Here a stockade was erected which occupied them until the end of that month, and here perplexity and doubt arises as to the spot called the mouth of "the Miamis," whether it was the mouth of the Saint Joseph on the south-eastern side of the lake, or that of the Chicago or Calumet on the south-western side.

By Hennepin's narrative it would seem that having left the mouth of the Miamis on the second day of December, 1679, "they rowed twenty-five leagues (seventy-five miles),​b in a south-west direction," and reached the Illinois, "navigable for canoes to within one hundred paces of its source."

Now no stream near Chicago gives such a length of navigation in that direction, and by the Saint Joseph to the portage to the Kankakee the course would be rather south-east, yet that must have been the route, and the Kankakee regarded as the Illinois, which they found navigable for canoes, at the point at which they reached it by the portage.

 p106  At the mouth of the Saint Joseph, years before, the faithful missionary, the Jesuit Allouez, had collected together the scattered bands of the Hurons, and established a missionary station, thereby making it a point known to these adventurers, and one which, knowing, they would endeavor to reach.

It was in the dead of winter as they paddled their weary way down the Kankakee, flowing through fraction marshes, destitute of game, and the whole country presenting a most cheerless aspect.

The pains of hunger sorely distressed them, until alleviated by the fortunate capture of a half-famished buffalo struggling in the river. The bones of that animal whitened the whole surface of the plains, and added to their otherwise cheerless desolation.

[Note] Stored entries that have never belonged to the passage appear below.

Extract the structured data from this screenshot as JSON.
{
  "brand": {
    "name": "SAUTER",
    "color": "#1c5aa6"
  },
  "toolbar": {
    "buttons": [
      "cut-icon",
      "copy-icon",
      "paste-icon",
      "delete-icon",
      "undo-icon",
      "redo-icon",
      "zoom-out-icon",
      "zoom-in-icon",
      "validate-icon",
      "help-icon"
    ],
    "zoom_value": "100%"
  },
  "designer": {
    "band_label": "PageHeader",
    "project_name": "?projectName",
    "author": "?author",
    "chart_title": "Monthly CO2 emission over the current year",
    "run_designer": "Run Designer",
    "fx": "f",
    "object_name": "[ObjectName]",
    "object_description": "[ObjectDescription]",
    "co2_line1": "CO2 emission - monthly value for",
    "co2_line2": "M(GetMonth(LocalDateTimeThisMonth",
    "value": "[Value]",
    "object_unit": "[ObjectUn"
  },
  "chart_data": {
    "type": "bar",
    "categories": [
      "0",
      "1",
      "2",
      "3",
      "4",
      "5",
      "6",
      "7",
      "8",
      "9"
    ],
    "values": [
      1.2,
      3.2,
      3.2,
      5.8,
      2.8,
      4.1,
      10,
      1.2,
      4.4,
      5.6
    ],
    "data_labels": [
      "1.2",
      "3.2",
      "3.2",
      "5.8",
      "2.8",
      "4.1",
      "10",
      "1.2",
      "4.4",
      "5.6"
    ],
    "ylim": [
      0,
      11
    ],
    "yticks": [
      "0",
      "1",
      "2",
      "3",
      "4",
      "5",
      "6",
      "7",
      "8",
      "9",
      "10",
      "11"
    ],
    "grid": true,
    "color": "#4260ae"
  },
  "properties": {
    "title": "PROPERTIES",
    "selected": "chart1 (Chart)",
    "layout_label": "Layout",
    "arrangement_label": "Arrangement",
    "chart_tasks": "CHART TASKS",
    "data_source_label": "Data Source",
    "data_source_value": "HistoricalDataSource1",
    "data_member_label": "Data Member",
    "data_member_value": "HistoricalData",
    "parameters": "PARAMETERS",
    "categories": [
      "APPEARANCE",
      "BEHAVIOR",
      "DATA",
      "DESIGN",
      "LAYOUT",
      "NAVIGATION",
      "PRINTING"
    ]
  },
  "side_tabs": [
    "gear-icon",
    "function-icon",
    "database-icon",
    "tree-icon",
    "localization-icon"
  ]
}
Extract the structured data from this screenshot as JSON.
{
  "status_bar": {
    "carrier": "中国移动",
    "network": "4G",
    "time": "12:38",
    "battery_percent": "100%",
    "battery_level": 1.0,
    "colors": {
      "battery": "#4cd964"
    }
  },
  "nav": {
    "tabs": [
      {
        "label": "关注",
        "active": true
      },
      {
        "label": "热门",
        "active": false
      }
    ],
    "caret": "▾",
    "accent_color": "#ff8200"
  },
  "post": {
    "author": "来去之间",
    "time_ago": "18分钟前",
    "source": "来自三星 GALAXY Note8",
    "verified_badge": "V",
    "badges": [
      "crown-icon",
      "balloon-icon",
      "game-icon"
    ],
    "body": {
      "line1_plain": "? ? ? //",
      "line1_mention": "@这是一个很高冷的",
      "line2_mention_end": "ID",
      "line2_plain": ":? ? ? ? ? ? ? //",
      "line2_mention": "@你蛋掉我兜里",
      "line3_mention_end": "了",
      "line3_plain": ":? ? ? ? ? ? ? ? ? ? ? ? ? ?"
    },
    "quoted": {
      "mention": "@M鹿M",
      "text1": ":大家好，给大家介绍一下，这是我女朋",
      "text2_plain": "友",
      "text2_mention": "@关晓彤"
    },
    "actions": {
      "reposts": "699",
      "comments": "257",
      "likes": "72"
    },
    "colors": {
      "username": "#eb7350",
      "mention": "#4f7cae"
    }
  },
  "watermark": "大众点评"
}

"How dead the vegetable kingdom lay,

How dumb the tuneful." —

Every difficulty attended them, yet the courage and perseverance of their leader faltered not. He was gay, cheerful and decided amid them all, and inspired, by his own intrepid bearing, a manly confidence in his less resolute followers. The friars, too, called the devotional  p107 feelings of the party into exercise, and by the joint operation of these influences, they reached, without accident, the Illinois river, and on Christmas, the "Illinois lake," whose bank was spotted with five hundred cabins, the principal village of the "Illinois Nation," though then all deserted, their savage owners being out up their usual winter hunt.


Thayer's Notes:

a The Franciscans are not a branch of the Carmelites.

[decorative delimiter]

b As elsewhere, Breese makes the league equivalent to three English miles, which it is not. The French league of the 17c was 3.25 km, or almost exactly two miles. Thus the distance was not seventy-five miles, but fifty, and the author's argument in the next paragraph is vitiated.